/docai-expense-parser-demo

Primary LanguagePythonApache License 2.0Apache-2.0

DocAI Expense Parser Demo

Objective

Learn how to use Google Cloud Platform to construct a pipeline to process expenses (ie. receipts). This repo serves as a sample code to build your own demo but is not tested for production.

Visualizing the workflow

GCP Workflow

GCP Services used in the Demo

Steps to re-create this demo in your own GCP environment

  1. Create a Google Cloud Platform Project

  2. Enable the Cloud Document AI API, Cloud functions API, and Cloud Build API in the project you created in step #1

  3. If you do not have access to the parser, request access via this link. Here is a link to the official Expense Parser documentation.

  4. Create a service account that will later be used by Cloud Functions

    1. Navigate to IAM & Admin -> Service Accounts
    2. Click on Create a service account
    3. In the Service account name section, type in process-receipt-example or a name of your choice
    4. Click Create and continue
    5. Grant this service account the following roles:
      • Storage Admin
      • BigQuery Admin
      • Document AI API User
    6. Click Done and you should see this service account in the IAM main page Service account on IAM main page
  5. Create your Doc AI processor

    • At this point, you should have your request in Step 3 approved and have access to expense parser
    • Navigate to console -> Document AI -> processors
    • Click Create processor and choose expense parser
    • Name your processor and click Create
    • Take note of your processor's region (eg. us) and processor ID
  6. Activate your Command Shell and clone this GitHub Repo in your Command shell using the command:

gh repo clone jiya-zhang/docai-expense-parser-demo
git checkout -b v1api
  1. Execute Bash shell scripts in your Cloud Shell terminal to create cloud resources (i.e Google Cloud Storage Buckets, Pub/Sub topics, Cloud Functions, BigQuery dataset and table)
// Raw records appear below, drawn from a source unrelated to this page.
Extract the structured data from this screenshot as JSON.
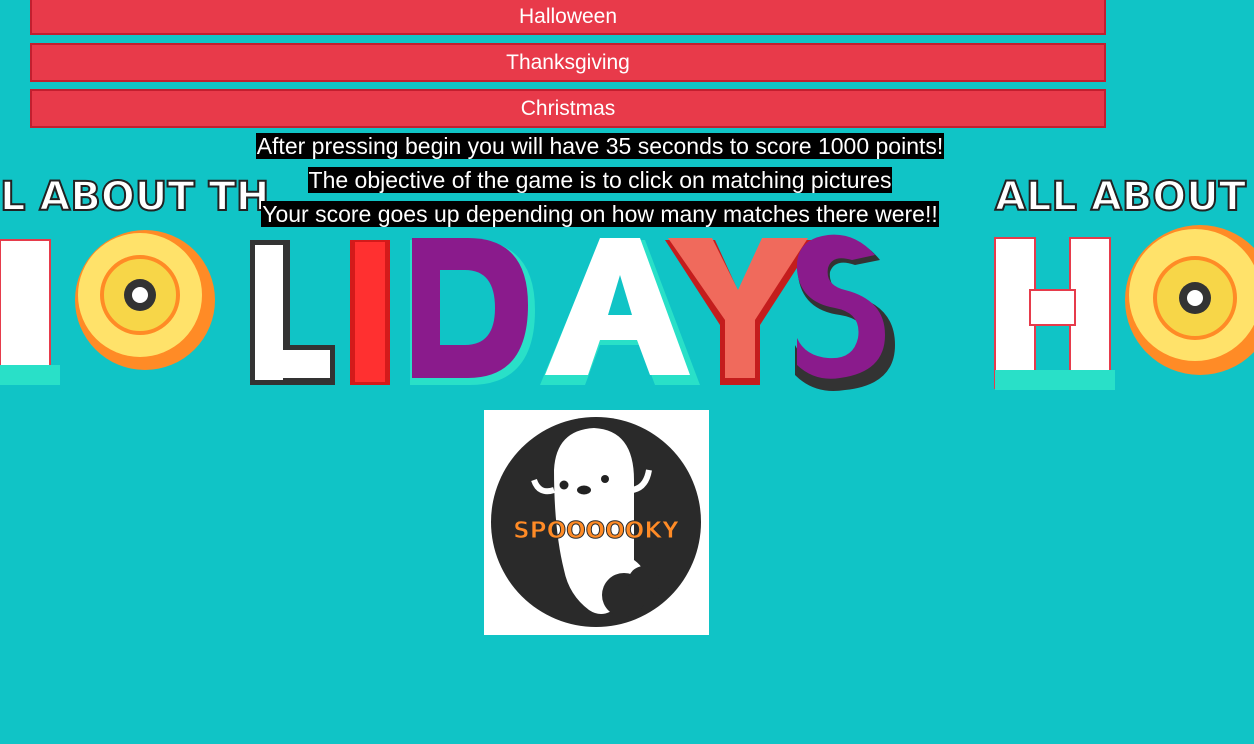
{
  "buttons": {
    "halloween": "Halloween",
    "thanksgiving": "Thanksgiving",
    "christmas": "Christmas"
  },
  "instructions": [
    "After pressing begin you will have 35 seconds to score 1000 points!",
    "The objective of the game is to click on matching pictures",
    "Your score goes up depending on how many matches there were!!"
  ],
  "banner": {
    "top_text_left": "L ABOUT TH",
    "top_text_right": "ALL ABOUT",
    "main_text": "HOLIDAYS",
    "right_text": "HO"
  },
  "card": {
    "label": "SPOOOOOKY"
  },
  "colors": {
    "background": "#10c4c6",
    "button": "#e83a4a",
    "button_border": "#c21f2f",
    "instruction_bg": "#000000",
    "instruction_text": "#ffffff"
  }
}
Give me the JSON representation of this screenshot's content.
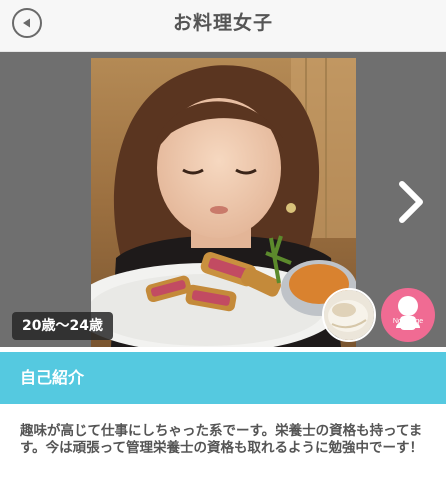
{
  "header": {
    "title": "お料理女子",
    "back_icon": "back-arrow-icon"
  },
  "gallery": {
    "age_label": "20歳〜24歳",
    "next_icon": "chevron-right-icon",
    "thumbnails": [
      {
        "icon": "plate-thumbnail"
      },
      {
        "icon": "no-image-person-icon",
        "label": "No Image"
      }
    ]
  },
  "profile": {
    "section_title": "自己紹介",
    "intro_text": "趣味が高じて仕事にしちゃった系でーす。栄養士の資格も持ってます。今は頑張って管理栄養士の資格も取れるように勉強中でーす！"
  },
  "colors": {
    "accent": "#55c9e0",
    "header_bg": "#f7f7f7",
    "gallery_bg": "#6f6f6f",
    "noimage_pink": "#f06b93"
  }
}
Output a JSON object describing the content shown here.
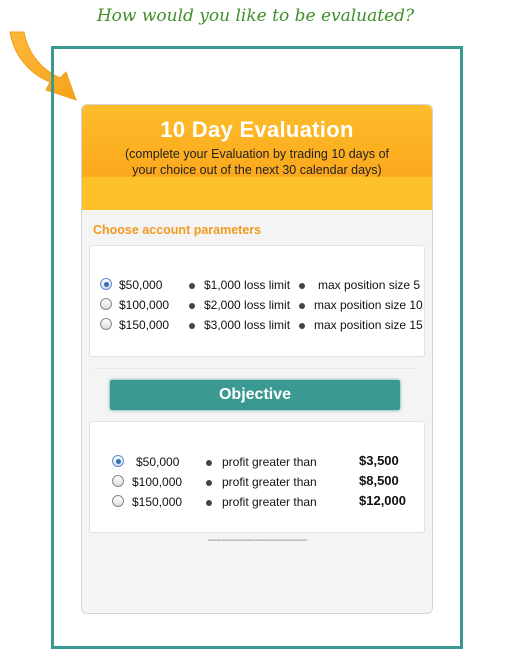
{
  "headline": "How would you like to be evaluated?",
  "colors": {
    "orange": "#fca81d",
    "teal": "#3a9a92",
    "label_orange": "#f29a1e",
    "headline_green": "#3f8f2a"
  },
  "card": {
    "title": "10 Day Evaluation",
    "subtitle_line1": "(complete your Evaluation by trading 10 days of",
    "subtitle_line2": "your choice out of the next 30 calendar days)"
  },
  "account": {
    "label": "Choose account parameters",
    "options": [
      {
        "amount": "$50,000",
        "loss": "$1,000 loss limit",
        "position": "max position size 5",
        "selected": true
      },
      {
        "amount": "$100,000",
        "loss": "$2,000 loss limit",
        "position": "max position size 10",
        "selected": false
      },
      {
        "amount": "$150,000",
        "loss": "$3,000 loss limit",
        "position": "max position size 15",
        "selected": false
      }
    ]
  },
  "objective": {
    "label": "Objective",
    "options": [
      {
        "amount": "$50,000",
        "condition": "profit greater than",
        "target": "$3,500",
        "selected": true
      },
      {
        "amount": "$100,000",
        "condition": "profit greater than",
        "target": "$8,500",
        "selected": false
      },
      {
        "amount": "$150,000",
        "condition": "profit greater than",
        "target": "$12,000",
        "selected": false
      }
    ]
  },
  "divider_text": "-----------------------------------"
}
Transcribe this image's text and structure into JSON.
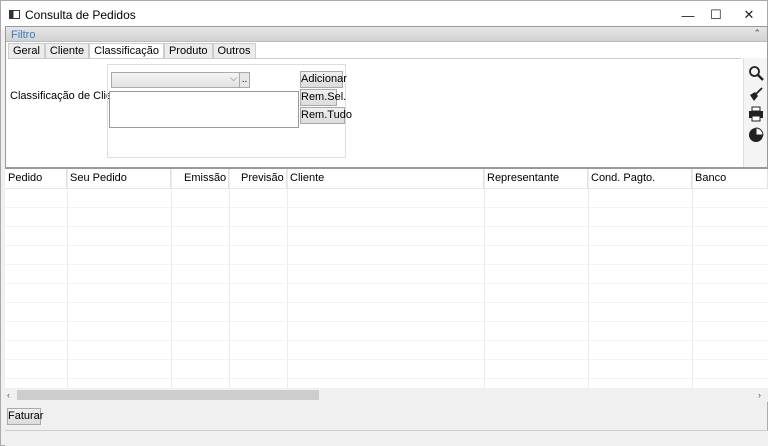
{
  "window": {
    "title": "Consulta de Pedidos",
    "minimize": "—",
    "maximize": "☐",
    "close": "✕"
  },
  "filter": {
    "title": "Filtro",
    "collapse": "⌃",
    "tabs": [
      {
        "label": "Geral"
      },
      {
        "label": "Cliente"
      },
      {
        "label": "Classificação"
      },
      {
        "label": "Produto"
      },
      {
        "label": "Outros"
      }
    ],
    "active_tab": "Classificação",
    "classificacao": {
      "label": "Classificação de Cliente",
      "combo_value": "",
      "dots_label": "..",
      "add_label": "Adicionar",
      "rem_sel_label": "Rem.Sel.",
      "rem_all_label": "Rem.Tudo"
    },
    "tools": [
      "search-icon",
      "broom-icon",
      "printer-icon",
      "pie-chart-icon"
    ]
  },
  "grid": {
    "columns": [
      {
        "label": "Pedido"
      },
      {
        "label": "Seu Pedido"
      },
      {
        "label": "Emissão"
      },
      {
        "label": "Previsão"
      },
      {
        "label": "Cliente"
      },
      {
        "label": "Representante"
      },
      {
        "label": "Cond. Pagto."
      },
      {
        "label": "Banco"
      }
    ],
    "rows": []
  },
  "scroll": {
    "left": "‹",
    "right": "›"
  },
  "footer": {
    "faturar_label": "Faturar"
  }
}
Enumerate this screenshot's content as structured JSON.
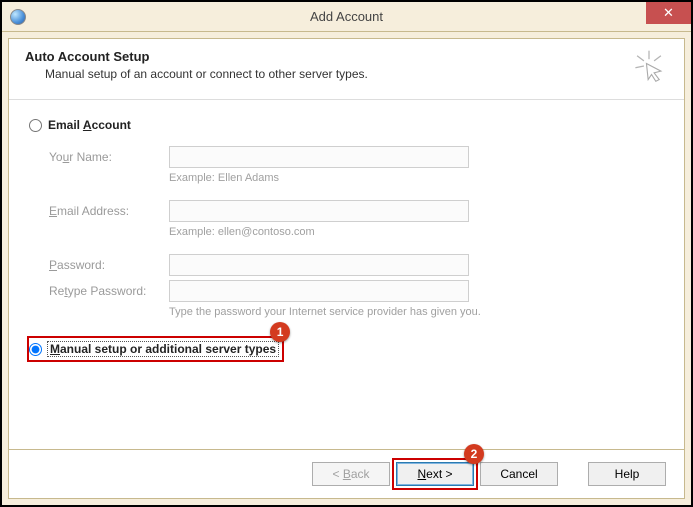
{
  "title": "Add Account",
  "header": {
    "title": "Auto Account Setup",
    "subtitle": "Manual setup of an account or connect to other server types."
  },
  "radios": {
    "email_label_pre": "Email ",
    "email_label_u": "A",
    "email_label_post": "ccount",
    "manual_label_pre": "",
    "manual_label_u": "M",
    "manual_label_post": "anual setup or additional server types"
  },
  "fields": {
    "name_label_pre": "Yo",
    "name_label_u": "u",
    "name_label_post": "r Name:",
    "name_value": "",
    "name_helper": "Example: Ellen Adams",
    "email_label_pre": "",
    "email_label_u": "E",
    "email_label_post": "mail Address:",
    "email_value": "",
    "email_helper": "Example: ellen@contoso.com",
    "pass_label_pre": "",
    "pass_label_u": "P",
    "pass_label_post": "assword:",
    "pass_value": "",
    "retype_label_pre": "Re",
    "retype_label_u": "t",
    "retype_label_post": "ype Password:",
    "retype_value": "",
    "pass_helper": "Type the password your Internet service provider has given you."
  },
  "buttons": {
    "back_pre": "< ",
    "back_u": "B",
    "back_post": "ack",
    "next_pre": "",
    "next_u": "N",
    "next_post": "ext >",
    "cancel": "Cancel",
    "help": "Help"
  },
  "callouts": {
    "one": "1",
    "two": "2"
  }
}
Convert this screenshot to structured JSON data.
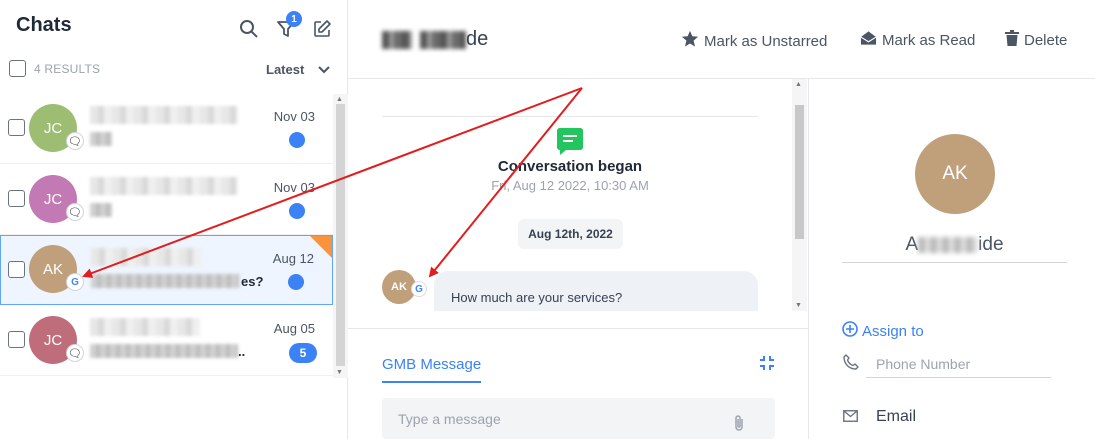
{
  "header": {
    "title": "Chats",
    "filter_badge": "1",
    "results": "4 RESULTS",
    "sort": "Latest"
  },
  "chats": [
    {
      "initials": "JC",
      "color": "#9cbd72",
      "date": "Nov 03",
      "channel_icon": "chat-icon",
      "snippet": "",
      "unread": ""
    },
    {
      "initials": "JC",
      "color": "#c379b3",
      "date": "Nov 03",
      "channel_icon": "chat-icon",
      "snippet": "",
      "unread": ""
    },
    {
      "initials": "AK",
      "color": "#bfa07a",
      "date": "Aug 12",
      "channel_icon": "google-icon",
      "snippet": "es?",
      "unread": ""
    },
    {
      "initials": "JC",
      "color": "#c06d7b",
      "date": "Aug 05",
      "channel_icon": "chat-icon",
      "snippet": "..",
      "unread": "5"
    }
  ],
  "conversation": {
    "contact_name_suffix": "de",
    "actions": {
      "unstar": "Mark as Unstarred",
      "read": "Mark as Read",
      "delete": "Delete"
    },
    "began_label": "Conversation began",
    "began_time": "Fri, Aug 12 2022, 10:30 AM",
    "date_pill": "Aug 12th, 2022",
    "message_initials": "AK",
    "message_text": "How much are your services?",
    "channel_badge": "G",
    "tab": "GMB Message",
    "compose_placeholder": "Type a message"
  },
  "profile": {
    "initials": "AK",
    "name_prefix": "A",
    "name_suffix": "ide",
    "assign": "Assign to",
    "phone_placeholder": "Phone Number",
    "email_label": "Email"
  },
  "colors": {
    "accent": "#3b82f6",
    "annotation_arrow": "#e11d1d",
    "started": "#22c55e"
  }
}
    1. Change directory to the scripts folder

      cd docai-expense-parser-demo
      
    2. Update the following values in .env.local:

      • PROJECT_ID should match your current project's ID
      • BUCKET_LOCATION is where you want the raw receipts to be stored
      • CLOUD_FUNCTION_LOCATION is where your code executes
      • CLOUD_FUNCTION_SERVICE_ACCOUNT should be the same name you created in Step 4
      vim .env.local
      
    3. Make your .sh files executable

      chmod +x set-up-pipeline.sh
      
    4. Change directory to the cloud functions folder

      cd cloud-functions
      
    5. Update the following values in .env.yaml (from your note in Step 5):

      • PARSER_LOCATION
      • PROCESSOR_ID
      vim .env.yaml
      
    6. Go back to the original folder and execute your .sh files to create cloud resources

      cd ..
      ./set-up-pipeline.sh
      
  2. Testing/Validating the demo

    1. Upload a sample receipt in the input bucket (<project_id>-input-receipts)
    2. At the end of the processing, you should expect your BigQuery tables to be populated with extracted entities (eg. total_amount, supplier_name, etc.)
    3. With the structured data in BigQuery, we can now design downstream analytical tools to gain actionable insights as well as detect errors/frauds.